We have,

$${(f(0))^2} + {(f'(0))^2} = 85$$

and $$f:R \to [ - 2,2]$$

(a) Since, f is twice differentiable function, so f is continuous function.

$$ \therefore $$ This is true for every continuous function.

Hence, we can always find x $$ \in $$ (r, s), where f(x) is one-one.

$$ \therefore $$ This statement is true.

(b) By L.M.V.T.

$$f'(c) = {{f(b) - f(a)} \over {b - a}}$$

$$ \Rightarrow |f'(c)| = \left| {{{f(b) - f(a)} \over {b - a}}} \right|$$

$$ \Rightarrow |f'({x_0})| = \left| {{{f(0) - f( - 4)} \over {0 + 4}}} \right|$$

$$ = \left| {{{f(0) - f( - 4)} \over 4}} \right|$$

Range of f is [$$-$$2, 2]

$$ \therefore $$ $$ - 4 \le f(0) - f( - 4) \le 4$$

$$ \Rightarrow 0 \le \left| {{{f(0) - f( - 4)} \over 4}} \right| \le 1$$

Hence, |f'(x₀)| = 1.

Hence, statement is true.

(c) As no function is given, then we assume

$$f(x) = 2\sin \left( {{{\sqrt {85} x} \over 2}} \right)$$

$$ \therefore $$ $$f'(x) = \sqrt {85} \cos \left( {{{\sqrt {85} x} \over 2}} \right)$$

Now, $${(f(0))^2} + {(f'(0))^2} = {(2\sin 0)^2} + {(\sqrt {85} \cos 0)^2}$$

$${(f(0))^2} + {(f'(0))^2} = 85$$

and $$\mathop {\lim }\limits_{x \to \infty } f(x)$$ does not exists.

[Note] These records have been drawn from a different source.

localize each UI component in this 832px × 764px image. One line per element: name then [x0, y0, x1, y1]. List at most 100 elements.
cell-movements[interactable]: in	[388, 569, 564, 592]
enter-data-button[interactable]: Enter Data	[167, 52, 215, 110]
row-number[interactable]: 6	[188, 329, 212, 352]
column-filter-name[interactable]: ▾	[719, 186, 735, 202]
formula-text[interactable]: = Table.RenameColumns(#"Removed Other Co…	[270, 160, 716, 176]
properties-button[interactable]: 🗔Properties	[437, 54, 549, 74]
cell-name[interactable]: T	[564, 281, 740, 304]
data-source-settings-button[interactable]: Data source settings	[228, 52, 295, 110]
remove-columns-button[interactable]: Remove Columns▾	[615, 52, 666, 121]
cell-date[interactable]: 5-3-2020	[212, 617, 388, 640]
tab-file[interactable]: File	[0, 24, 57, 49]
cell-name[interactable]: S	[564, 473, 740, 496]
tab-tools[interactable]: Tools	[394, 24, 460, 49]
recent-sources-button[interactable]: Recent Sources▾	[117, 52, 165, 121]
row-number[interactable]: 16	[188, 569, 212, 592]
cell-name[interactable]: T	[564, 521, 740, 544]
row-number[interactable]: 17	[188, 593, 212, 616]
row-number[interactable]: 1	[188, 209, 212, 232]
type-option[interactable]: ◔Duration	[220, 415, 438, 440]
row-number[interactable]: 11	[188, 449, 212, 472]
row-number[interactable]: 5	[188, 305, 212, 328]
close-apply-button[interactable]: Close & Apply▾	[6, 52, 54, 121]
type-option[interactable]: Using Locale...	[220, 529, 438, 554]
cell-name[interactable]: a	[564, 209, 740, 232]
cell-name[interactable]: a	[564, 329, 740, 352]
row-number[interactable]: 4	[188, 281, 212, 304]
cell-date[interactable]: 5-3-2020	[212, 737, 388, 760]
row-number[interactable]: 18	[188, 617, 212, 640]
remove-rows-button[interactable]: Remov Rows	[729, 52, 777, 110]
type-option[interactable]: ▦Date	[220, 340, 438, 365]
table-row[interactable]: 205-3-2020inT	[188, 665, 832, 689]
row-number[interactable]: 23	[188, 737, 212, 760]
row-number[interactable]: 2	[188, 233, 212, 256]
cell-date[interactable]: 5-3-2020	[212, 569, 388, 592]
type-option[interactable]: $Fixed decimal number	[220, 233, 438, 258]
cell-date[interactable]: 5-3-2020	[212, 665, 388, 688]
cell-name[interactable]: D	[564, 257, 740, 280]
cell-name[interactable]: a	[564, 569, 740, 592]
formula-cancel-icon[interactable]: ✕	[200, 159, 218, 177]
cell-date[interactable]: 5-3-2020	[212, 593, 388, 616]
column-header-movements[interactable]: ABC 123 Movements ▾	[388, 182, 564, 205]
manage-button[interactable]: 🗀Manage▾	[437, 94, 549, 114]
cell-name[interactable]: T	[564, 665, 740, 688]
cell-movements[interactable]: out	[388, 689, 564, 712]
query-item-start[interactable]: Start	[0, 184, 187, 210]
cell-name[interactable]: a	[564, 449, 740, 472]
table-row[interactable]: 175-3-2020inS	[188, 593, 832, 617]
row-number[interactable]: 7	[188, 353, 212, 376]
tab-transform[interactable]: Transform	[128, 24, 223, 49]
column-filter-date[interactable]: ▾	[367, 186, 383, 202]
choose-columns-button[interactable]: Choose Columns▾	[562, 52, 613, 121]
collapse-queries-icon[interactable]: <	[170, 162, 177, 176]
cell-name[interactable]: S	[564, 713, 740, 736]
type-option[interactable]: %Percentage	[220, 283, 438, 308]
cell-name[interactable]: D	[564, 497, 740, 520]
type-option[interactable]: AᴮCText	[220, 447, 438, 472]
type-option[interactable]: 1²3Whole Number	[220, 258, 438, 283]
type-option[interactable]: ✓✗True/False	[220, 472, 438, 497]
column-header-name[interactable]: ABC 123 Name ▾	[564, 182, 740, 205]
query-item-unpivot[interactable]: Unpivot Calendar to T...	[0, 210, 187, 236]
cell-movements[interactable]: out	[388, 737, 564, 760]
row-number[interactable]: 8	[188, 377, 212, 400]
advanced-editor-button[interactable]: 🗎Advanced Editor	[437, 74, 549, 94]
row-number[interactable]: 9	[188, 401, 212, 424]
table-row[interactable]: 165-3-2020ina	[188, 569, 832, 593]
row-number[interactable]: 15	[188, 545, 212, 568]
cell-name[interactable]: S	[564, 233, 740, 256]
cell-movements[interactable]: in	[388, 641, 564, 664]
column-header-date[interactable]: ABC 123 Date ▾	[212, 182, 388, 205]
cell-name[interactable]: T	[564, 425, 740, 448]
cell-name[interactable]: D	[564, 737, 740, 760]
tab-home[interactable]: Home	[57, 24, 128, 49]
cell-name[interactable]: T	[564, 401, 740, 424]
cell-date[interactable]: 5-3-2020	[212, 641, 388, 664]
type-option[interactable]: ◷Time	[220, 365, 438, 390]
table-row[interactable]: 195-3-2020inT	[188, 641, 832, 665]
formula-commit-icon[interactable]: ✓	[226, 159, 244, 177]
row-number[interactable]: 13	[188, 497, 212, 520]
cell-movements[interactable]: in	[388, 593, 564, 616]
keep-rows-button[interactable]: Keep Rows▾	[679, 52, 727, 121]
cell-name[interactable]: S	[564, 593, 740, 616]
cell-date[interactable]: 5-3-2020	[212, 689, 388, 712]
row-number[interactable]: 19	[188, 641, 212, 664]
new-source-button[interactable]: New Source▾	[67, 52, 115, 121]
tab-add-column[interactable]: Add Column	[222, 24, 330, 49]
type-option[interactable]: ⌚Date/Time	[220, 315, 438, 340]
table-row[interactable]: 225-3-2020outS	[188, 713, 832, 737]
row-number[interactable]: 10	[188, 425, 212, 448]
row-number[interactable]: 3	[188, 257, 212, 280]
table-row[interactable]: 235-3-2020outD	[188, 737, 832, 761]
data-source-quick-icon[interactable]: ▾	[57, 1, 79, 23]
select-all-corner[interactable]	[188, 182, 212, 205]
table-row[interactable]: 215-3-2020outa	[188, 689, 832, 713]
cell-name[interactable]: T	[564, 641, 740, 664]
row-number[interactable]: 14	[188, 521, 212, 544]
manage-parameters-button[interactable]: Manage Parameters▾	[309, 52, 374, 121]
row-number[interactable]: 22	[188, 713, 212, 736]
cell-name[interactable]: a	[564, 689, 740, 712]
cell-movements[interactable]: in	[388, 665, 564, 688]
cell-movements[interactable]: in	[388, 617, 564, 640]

Hence, statement is false.

(d) From option b, $$|f'({x_0})|\, \le 1$$

$${x_0} \in ( - 4,0)$$

$$ \therefore $$ $${(f'({x_0}))^2}\, \le 1$$

Hence, $$g({x_0}) = {(f({x_0}))^2} + {(f'({x_0}))^2}\, \le 4 + 1$$

[$$ \because $$ f(x₀) $$ \in $$ [$$-$$2, 2]

$$ \Rightarrow g({x_0})\, \le 5$$

Now, let p $$ \in $$ ($$-$$4, 0) for which g(p) = 5

Similarly, let q be smallest positive number q $$ \in $$ (0, 4)

such that g(q) = 5

Hence, by Rolle's theorem is (p, q)

g'(c) = 0 for $$\alpha $$ $$ \in $$ ($$-$$4, 4) and since g(x) is greater than 5 as we move from x = p to x = q

and f(x))² $$ \le $$ 4

$$ \Rightarrow $$ (f'(x))² $$ \ge $$ 1 in (p, q)

Thus, g'(c) = 0

$$ \Rightarrow $$ f'f + f'f" = 0

So, f($$\alpha $$) + f"($$\alpha $$) = 0 and f'($$\alpha $$) $$ \ne $$ 0

Hence, statement is true.